Ese discurso para generar miedo ha incidido en las claves que son emocionales para el electorado de la izquierda: las mujeres, los inmigrantes y los homosexuales. Cabe recordar que cuando el PSOE perdió el poder en Andalucía por decisión de los votantes, Pablo Iglesias declaró una «alerta antifascista» y los socialistas cercaron el Parlamento andaluz. Metieron miedo a la gente diciendo que esos tres «colectivos» citados iban a perder sus derechos. Nada de eso ha pasado, pero el odio ha quedado ahí.

La manifestación de ese rechazo se ha convertido en rentable en muchos ambientes. No solo en el periodístico, sino en el intelectual y el académico. Ese odio ha generado tabúes y obligaciones, de palabra, obra y pensamiento.

El negocio es tal que las condenas mediáticas son procelosas y contundentes en los casos que tengan que ver con la derecha y que afecten a la corrección política. En cambio, son indulgentes cuando se trata de los denominados «colectivos afectados», de la izquierda o de los nacionalistas. Los ejemplos son palmarios: los homenajes a etarras y el acoso a los no nacionalistas en Cataluña en las últimas elecciones autonómicas.

El Gobierno y sus comparsas políticos y mediáticos han intentado lo mismo en Madrid. Ya ocurrió durante las elecciones del 4-M, cuando sacaron una navaja y unas balas de las que nada más se ha vuelto a saber. Esta semana les faltó tiempo para que la simulación de un delito se transformara en una campaña política contra el PP y Vox. De haber sido una trampa para que la izquierda quedara en ridículo, no podría haber estado mejor construída.

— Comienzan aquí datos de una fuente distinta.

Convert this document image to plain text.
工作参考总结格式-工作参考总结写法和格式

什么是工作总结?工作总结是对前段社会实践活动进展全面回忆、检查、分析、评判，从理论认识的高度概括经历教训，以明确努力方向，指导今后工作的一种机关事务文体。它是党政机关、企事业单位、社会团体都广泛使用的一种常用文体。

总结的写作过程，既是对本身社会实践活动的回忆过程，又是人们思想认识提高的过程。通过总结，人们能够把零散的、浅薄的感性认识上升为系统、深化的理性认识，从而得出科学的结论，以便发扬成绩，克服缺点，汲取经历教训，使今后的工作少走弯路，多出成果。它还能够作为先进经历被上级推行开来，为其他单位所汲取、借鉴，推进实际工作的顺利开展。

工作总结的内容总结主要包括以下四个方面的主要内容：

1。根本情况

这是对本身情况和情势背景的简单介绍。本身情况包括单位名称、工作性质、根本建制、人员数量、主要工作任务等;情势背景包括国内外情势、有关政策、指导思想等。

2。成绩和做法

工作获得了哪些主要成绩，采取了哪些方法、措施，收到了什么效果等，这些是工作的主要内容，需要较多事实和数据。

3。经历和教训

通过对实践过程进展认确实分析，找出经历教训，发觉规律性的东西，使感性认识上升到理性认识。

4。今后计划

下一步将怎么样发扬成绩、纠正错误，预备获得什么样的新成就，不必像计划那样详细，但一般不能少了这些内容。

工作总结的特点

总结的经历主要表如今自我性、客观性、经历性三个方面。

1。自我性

Una política dedicada a generar miedo, como la que hemos vuelto a ver de mano del Gobierno y los suyos, tiene un riesgo: convertirse en grotesco. No hace falta más que pasear por Malasaña, el barrio de Madrid, para darse cuenta de que todo es un repugnante bulo y que se vive en libertad. Lo contrario es alejarse de la realidad y obsesionarse con dar vida a un relato. Sobre esto decía Maquiavelo que el gobernante que se ocupa más de la narrativa que de lo real «aprende antes a fracasar que a sobrevivir».